A raid of the suspect’s home, a one-room apartment in Nara, turned up several such guns, police said. Unlike standard weapons, homemade guns are practically impossible to trace, making an investigation difficult.
Firearms are rarely used in Japan, where most attacks involve stabbings or dousing a place with gasoline and setting it ablaze, or running haywire on the street in a vehicle.
Strict gun control laws likely forced the attacker to make his own weapon. Tetsuya Yamagami, who was arrested on the spot, was a former member of Japan’s navy and knew how to handle and assemble weapons.
Crime experts say instructions on how to make guns are floating around on the internet and guns can be made with a 3D printer.
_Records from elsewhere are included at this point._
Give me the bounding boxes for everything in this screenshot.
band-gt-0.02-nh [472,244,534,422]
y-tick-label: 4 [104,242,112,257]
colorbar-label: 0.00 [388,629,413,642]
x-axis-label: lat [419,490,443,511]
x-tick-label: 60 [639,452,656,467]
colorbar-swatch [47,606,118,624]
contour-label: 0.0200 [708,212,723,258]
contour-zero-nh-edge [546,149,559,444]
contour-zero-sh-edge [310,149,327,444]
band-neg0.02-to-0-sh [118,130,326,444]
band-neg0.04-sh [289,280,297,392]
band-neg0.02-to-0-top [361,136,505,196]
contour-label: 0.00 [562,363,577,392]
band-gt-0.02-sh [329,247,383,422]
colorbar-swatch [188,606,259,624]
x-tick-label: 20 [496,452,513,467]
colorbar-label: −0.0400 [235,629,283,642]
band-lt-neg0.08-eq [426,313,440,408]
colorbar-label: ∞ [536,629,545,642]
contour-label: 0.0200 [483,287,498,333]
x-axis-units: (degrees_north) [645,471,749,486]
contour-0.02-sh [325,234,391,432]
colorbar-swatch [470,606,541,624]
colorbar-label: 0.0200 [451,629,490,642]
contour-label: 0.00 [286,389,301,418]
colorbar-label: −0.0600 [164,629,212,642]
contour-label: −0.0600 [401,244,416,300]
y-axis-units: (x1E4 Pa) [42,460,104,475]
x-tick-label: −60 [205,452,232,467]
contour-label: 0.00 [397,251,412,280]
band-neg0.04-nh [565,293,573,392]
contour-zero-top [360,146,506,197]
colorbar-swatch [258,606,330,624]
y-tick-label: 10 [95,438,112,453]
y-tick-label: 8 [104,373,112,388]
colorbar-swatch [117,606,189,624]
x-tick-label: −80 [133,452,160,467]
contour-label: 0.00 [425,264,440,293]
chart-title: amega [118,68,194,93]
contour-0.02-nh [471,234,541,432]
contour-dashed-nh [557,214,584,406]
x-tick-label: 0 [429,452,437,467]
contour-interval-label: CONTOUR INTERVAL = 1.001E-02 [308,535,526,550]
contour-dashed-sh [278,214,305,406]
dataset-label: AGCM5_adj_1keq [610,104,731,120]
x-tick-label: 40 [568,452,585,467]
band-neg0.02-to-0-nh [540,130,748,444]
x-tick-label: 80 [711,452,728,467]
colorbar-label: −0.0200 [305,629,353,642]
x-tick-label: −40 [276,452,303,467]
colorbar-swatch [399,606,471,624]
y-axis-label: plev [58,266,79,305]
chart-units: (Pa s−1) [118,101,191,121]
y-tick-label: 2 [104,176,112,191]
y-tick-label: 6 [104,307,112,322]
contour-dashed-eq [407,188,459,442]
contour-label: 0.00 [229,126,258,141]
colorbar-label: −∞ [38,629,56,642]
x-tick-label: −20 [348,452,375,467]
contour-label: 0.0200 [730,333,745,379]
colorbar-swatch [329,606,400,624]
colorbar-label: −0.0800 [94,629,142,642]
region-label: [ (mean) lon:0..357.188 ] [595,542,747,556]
Some analysts characterized the attack on Abe as “lone-wolf terrorism.” In such cases, the perpetrator plots and acts alone, with the solitary nature of the crime also making it difficult to detect in advance.
The motive for Abe’s assassination remains unclear. Police said Yamagami told investigators he acted because of Abe’s rumored connection to an organization he resented but had no problem with the former leader’s political views.
Japan has seen attacks on politicians in the past. In 1960, Abe’s grandfather, then-Prime Minister Nobusuke Kishi, was stabbed but survived. In 1975, when then-Prime Minister Takeo Miki was assaulted at the funeral for former Prime Minister Eisaku Sato, Abe’s great-uncle, Japan set up a security team modeled after the American Secret Service.